A 4-billion parameter language model built around a Council of Experts architecture — 12 specialized expert modules routed by a learned gating network, layered on top of 28 transformer blocks with Grouped Query Attention and RoPE positional encoding. Designed for reasoning, code generation, and long-term memory across conversations.

Architecture

Component	Details
Parameters	~4B
Layers	28 transformer blocks
Attention	Grouped Query Attention (24 heads, 6 KV heads, head_dim 128)
Positional encoding	RoPE (θ = 1,000,000)
Experts	12 specialists, 2 activated per token
Expert routing	Sentinel (learned gating with load-balance loss)
Expert dim	2048
Hidden dim	3072
Vocab size	50,304
Max sequence length	8,192
Quantization	4-bit NF4 (bitsandbytes)

Each transformer block applies attention → MoE FFN with pre-norm and residual connections. The 12 experts share weights across layers (cross-layer parameter sharing), keeping the model compact while preserving specialization.

The Council of Experts

The Sentinel router selects 2 experts per token based on learned routing logits. Each expert is a gated feed-forward network (SiLU gate × value projection) with a role-specific bias term.

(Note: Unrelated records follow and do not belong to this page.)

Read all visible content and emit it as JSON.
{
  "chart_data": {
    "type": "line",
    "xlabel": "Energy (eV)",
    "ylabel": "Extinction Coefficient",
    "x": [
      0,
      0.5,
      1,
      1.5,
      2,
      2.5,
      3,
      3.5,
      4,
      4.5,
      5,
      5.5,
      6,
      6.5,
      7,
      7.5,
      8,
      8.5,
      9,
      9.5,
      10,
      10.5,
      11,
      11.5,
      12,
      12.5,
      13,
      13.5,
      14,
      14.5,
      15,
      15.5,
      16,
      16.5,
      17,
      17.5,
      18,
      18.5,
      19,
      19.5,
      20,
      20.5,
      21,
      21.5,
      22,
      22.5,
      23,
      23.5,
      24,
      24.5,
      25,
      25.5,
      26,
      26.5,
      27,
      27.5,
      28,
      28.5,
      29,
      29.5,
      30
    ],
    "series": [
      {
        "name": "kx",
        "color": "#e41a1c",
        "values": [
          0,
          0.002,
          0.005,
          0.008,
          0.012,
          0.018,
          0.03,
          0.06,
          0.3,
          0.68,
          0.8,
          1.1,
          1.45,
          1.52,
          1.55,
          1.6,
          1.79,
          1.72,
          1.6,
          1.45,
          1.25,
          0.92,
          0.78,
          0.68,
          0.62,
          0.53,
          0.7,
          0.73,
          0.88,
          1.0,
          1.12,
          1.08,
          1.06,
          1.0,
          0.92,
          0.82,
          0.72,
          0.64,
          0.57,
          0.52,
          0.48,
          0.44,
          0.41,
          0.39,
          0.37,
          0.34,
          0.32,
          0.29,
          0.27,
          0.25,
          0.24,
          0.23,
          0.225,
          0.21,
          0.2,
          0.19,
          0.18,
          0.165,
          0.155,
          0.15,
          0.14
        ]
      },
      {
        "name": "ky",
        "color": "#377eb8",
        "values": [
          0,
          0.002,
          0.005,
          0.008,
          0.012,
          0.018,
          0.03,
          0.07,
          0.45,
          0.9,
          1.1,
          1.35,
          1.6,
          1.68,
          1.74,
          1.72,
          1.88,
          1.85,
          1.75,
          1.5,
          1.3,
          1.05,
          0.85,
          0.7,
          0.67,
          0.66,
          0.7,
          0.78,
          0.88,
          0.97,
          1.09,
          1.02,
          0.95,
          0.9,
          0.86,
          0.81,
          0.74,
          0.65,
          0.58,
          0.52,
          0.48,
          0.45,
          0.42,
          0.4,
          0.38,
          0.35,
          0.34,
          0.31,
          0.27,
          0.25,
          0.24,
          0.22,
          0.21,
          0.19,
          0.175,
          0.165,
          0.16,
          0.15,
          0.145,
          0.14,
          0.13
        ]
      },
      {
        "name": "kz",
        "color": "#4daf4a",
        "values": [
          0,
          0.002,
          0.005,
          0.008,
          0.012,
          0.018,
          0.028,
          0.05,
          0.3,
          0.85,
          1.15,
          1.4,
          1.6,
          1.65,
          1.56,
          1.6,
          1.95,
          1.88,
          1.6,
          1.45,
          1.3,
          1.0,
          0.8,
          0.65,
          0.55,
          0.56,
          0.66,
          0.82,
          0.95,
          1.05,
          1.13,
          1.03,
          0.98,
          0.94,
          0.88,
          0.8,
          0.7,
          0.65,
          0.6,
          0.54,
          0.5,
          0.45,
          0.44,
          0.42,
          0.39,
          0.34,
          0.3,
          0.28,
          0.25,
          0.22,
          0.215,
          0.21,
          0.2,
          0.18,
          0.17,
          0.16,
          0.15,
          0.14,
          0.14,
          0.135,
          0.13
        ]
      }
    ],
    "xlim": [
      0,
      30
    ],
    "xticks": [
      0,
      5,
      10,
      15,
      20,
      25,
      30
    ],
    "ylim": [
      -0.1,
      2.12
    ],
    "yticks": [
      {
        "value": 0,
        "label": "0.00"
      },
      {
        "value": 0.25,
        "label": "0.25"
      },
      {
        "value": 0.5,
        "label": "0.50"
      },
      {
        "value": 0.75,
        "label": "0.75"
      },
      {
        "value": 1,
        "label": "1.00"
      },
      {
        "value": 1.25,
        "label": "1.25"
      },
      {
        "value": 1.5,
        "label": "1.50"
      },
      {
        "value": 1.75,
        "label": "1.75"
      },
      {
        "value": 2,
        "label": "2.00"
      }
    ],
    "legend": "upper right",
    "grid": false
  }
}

Expert	Role	Specialization
Asmoday	Code	Python development, debugging
Istaroth	Systems	OS, networking, deployment
Ronova	Reasoning	Math, logic, step-by-step problems
Naberius	Memory	Long-term retrieval
Phanes	Creation	Writing, generation
Barbeloth	Analysis	Data patterns, insights
Tacet	Silence	Noise filtering, summarization
Abby	Empathy	User context, preferences
Reindoter	Validation	Testing, verification
Zestial	Vision	Visualization, diagrams
Alice	Exploration	Novel solutions, experiments
Rover	Execution	Terminal commands, sandbox

Persistent Memory

SHOREKEEPER maintains a JSON-based memory store across conversations, organized into six categories:

user_preferences — learned user settings and habits
project_context — active project information
conversation_history — past exchanges (capped at 1,000 entries per category)
important_facts — stored knowledge
code_patterns — learned code conventions
learned_skills — acquired capabilities

Memory context is automatically injected into each chat() call. Use /remember and /recall commands to interact with it directly.

Training

Training happens in two stages:

Stage 1 — Supervised Fine-Tuning Mixed STEM dataset: GSM8K, CodeAlpaca, OpenOrca, MathInstruct (~50K examples). Standard causal language modeling loss with AdamW + cosine annealing.

Stage 2 — GRPO Group Relative Policy Optimization on math reasoning prompts. Reward signal: +2.0 for correct answer, +0.5 bonus for chain-of-thought reasoning steps. Load balance loss applied every step to prevent expert collapse.

Sandboxed Execution

SHOREKEEPER can execute terminal commands inside a Docker container with:

Command whitelist (python3, pip, git, ls, cat, mkdir, touch, echo)
30-second timeout
4GB memory / 2 CPU limit
No interactive shell access

Quick Start

pip install -r requirements.txt
python scripts/07_run_shorekeeper.py

Available commands in the CLI:

/remember <fact>    Store something in long-term memory
/recall <query>     Search memory
/run <command>      Execute in sandbox
/project <name>     Create a new project
/exit               Quit

Project Structure

src/
├── shorekeeper.py          Main model class
├── council/
│   ├── attention.py        GQA + RoPE attention layer
│   ├── sentinel.py         Expert router
│   ├── experts.py          12 expert modules
│   └── base_expert.py      Shared expert base class
├── memory/
│   └── json_library.py     Persistent memory system
├── sandbox/
│   └── terminal.py         Docker-based execution
└── training/
    └── grpo.py             GRPO trainer

configs/                    YAML configs (model, training, memory, sandbox)
scripts/                    Training and inference scripts
tests/                      Unit tests

Requirements

Python 3.10+
PyTorch 2.5+
CUDA recommended for inference at full precision
Docker (optional, for sandbox execution)

pip install -r requirements.txt

Variants

A 15B variant config is available at configs/model_15b.yaml (dim 6144, 48 layers, 16 experts).